The NTP first decided to investigate the carcinogenicity of cellphone radiation in 2001, partly in response to epidemiological studies showing a correlation between gliomas and cellphone use. Some of the studies even showed that the cancers were ipsilateral—meaning they tended to appear on the same side of the head where users held their phones. But other epidemiological studies haven't found links between cancer and cellphones.
The Food and Drug Administration, which is charged with regulating the health aspects of consumer products, says on its website that there is "no evidence linking cell phone use with the risk of brain tumors." It does acknowledge some riskassociated with carrying cellphones too close to the body, but only due to the phones' heating effect.
The NTP findings cast doubt on that conclusion: The study was designed to control for heating effects by ensuring that the body temperature of the exposed rats increased by less than 1 degree Celsius. "Everyone expected this study to be negative," a senior government radiation official toldMicrowave News, which was shown partial results from the study earlier this week. "Assuming that the exposures were carried out in a way that heating effects can be ruled out, then those who say that such [carcinogenic] effects found are impossible are wrong."
The study was expensive in part because it required the construction of special exposure chambers that allowed thousands of mice and rats to receive standardized dozes of radiation. For about nine hours per day, for periods ranging from two months to the lifetime of the animal, the rodents were exposed to the RF radiation frequencies used by second generation (2G) phones—the standard at the time the study was initiated.
Only the test results for rats have been released so far. Female rats didn't experience significantly higher than normal cancer rates. However, among male rats that received the highest radiation exposures, 2 percent to 3 percent contracted gliomas and 6 percent to 7 percent percent developed schwannoma tumors in their hearts, depending on the type of radiation used. None of the male rats in the control groups developed those cancers.
In the United States, of about 25,000 malignant brain tumors diagnosed each year, 80 percent are gliomas. Malignant brain tumors are the most common cause of cancer deaths in adolescents and adults ages 15 to 39.

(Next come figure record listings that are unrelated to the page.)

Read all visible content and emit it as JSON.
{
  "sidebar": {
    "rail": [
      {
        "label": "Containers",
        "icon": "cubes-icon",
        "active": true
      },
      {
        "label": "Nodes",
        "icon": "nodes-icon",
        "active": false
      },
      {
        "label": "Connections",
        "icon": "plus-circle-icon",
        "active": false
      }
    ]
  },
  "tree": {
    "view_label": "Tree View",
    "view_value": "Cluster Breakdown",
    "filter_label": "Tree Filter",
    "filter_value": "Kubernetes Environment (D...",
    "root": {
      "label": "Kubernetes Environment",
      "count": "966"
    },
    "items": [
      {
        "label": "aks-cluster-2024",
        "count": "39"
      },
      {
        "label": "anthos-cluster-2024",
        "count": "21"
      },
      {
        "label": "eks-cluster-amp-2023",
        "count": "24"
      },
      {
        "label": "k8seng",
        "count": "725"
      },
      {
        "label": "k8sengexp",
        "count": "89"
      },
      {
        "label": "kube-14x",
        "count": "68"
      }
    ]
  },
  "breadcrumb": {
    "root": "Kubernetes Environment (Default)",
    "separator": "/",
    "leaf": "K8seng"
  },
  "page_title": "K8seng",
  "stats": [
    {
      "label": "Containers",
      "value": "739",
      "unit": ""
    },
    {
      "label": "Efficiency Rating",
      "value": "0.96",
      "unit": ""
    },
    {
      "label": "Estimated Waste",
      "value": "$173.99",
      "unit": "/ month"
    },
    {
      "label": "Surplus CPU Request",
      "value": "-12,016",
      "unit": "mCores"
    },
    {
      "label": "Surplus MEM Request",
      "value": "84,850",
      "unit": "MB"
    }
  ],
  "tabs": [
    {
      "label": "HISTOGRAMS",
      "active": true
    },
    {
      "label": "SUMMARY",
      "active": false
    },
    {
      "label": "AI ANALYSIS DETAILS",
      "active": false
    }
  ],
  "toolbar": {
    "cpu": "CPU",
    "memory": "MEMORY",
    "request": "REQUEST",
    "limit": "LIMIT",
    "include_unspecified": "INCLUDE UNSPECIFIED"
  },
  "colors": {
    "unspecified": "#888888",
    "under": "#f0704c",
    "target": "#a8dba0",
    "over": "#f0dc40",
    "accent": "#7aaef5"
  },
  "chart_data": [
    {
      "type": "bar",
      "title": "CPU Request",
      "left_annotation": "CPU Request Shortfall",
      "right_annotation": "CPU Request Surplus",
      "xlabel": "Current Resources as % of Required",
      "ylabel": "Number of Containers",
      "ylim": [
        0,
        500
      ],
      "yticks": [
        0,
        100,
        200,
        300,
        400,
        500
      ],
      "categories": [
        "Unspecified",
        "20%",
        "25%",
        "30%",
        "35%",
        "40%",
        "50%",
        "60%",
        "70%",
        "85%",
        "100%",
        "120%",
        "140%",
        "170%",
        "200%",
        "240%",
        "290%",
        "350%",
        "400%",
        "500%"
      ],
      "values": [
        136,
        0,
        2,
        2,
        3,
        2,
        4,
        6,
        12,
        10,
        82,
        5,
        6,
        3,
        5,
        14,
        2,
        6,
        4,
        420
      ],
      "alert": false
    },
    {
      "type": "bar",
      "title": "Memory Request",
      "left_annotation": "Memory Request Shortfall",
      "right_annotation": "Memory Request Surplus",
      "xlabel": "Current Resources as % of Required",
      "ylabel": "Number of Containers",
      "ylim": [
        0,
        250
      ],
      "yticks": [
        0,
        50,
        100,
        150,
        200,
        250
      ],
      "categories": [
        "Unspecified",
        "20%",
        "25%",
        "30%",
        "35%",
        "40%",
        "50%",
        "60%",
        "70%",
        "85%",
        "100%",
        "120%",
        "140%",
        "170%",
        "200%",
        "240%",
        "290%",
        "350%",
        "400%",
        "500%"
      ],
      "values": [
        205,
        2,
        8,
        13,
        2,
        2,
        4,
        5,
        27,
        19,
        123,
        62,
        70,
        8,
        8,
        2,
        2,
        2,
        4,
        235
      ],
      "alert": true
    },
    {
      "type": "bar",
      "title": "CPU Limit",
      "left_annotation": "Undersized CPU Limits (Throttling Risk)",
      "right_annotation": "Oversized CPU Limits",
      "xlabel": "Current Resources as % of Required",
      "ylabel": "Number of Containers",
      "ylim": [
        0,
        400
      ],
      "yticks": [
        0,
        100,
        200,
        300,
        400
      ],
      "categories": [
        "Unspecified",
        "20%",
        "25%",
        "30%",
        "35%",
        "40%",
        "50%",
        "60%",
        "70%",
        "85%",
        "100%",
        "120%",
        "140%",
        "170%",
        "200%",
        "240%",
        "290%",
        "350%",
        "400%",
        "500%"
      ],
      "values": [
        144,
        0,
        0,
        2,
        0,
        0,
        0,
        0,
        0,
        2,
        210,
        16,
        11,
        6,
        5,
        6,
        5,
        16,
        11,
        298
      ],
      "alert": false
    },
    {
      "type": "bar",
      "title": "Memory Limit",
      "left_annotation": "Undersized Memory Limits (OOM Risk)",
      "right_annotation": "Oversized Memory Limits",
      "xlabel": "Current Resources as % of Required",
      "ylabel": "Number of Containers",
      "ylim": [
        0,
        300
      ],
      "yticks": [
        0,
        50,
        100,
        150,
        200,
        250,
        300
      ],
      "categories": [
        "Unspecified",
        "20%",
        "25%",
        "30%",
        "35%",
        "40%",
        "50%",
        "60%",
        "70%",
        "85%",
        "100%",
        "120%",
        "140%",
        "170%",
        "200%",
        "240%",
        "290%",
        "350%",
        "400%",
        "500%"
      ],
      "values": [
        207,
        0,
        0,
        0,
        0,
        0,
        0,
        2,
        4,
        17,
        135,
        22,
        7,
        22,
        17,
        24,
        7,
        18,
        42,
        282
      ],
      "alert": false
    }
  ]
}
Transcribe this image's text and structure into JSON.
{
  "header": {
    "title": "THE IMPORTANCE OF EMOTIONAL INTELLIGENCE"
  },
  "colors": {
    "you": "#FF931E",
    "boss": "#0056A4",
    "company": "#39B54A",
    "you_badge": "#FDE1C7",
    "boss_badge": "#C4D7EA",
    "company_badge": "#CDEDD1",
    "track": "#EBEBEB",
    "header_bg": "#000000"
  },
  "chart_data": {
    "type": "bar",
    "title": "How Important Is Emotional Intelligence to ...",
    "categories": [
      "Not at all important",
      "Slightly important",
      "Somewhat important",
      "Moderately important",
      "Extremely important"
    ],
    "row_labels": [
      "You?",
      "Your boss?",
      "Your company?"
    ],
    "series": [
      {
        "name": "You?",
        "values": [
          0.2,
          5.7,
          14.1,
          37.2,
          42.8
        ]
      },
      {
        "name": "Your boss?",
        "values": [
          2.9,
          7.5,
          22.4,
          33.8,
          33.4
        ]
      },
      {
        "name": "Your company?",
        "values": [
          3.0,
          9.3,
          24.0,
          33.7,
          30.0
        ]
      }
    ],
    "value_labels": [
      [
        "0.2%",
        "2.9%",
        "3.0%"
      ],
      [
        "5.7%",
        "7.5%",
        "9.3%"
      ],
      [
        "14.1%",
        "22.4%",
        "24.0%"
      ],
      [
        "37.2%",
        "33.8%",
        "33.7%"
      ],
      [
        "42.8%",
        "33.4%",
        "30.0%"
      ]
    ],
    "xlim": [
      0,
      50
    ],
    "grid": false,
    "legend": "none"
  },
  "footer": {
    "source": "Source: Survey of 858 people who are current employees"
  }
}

The authors of the NTP study did not say how their results might translate into cancer risk for humans. But "given the extremely large number of people who use wireless communication devices," they wrote, "even a very small increase in the incidence of disease resulting from exposure to RFR resulting from those devices could have broad implications for public health."
The wireless industry and many media outlets—particularly tech sites, which depend on the industry for advertising—have confidently proclaimed that the science on cellphone safety is settled. You "can't choose to 'believe' in facts because they are, well, facts," Charlie Sorrell wrote in Wired in 2011, after detailing the results of a Danish epidemiological study showing no link between cellphone use and cancer. "So there you go, people. Finally you can ditch that dorky Bluetooth headset. Your brain isn't being microwaved after all."
But Portier says there still isn't enough data to consider the case closed. "There are arguments in the literature now that we are at the beginning of an epidemic of cancers," he told me. "There are arguments against that. It is not clear who is right. I have looked through it. It's a mixed bag."
"We spend as a nation god-awful billions of dollars using our cellphones," he adds. "We are significantly exposed on a constant basis and yet we spend almost nothing on research in this area. We need an influx of research dollars if we want to understand what may be happening, and hopefully be able to prevent it while we still have the time."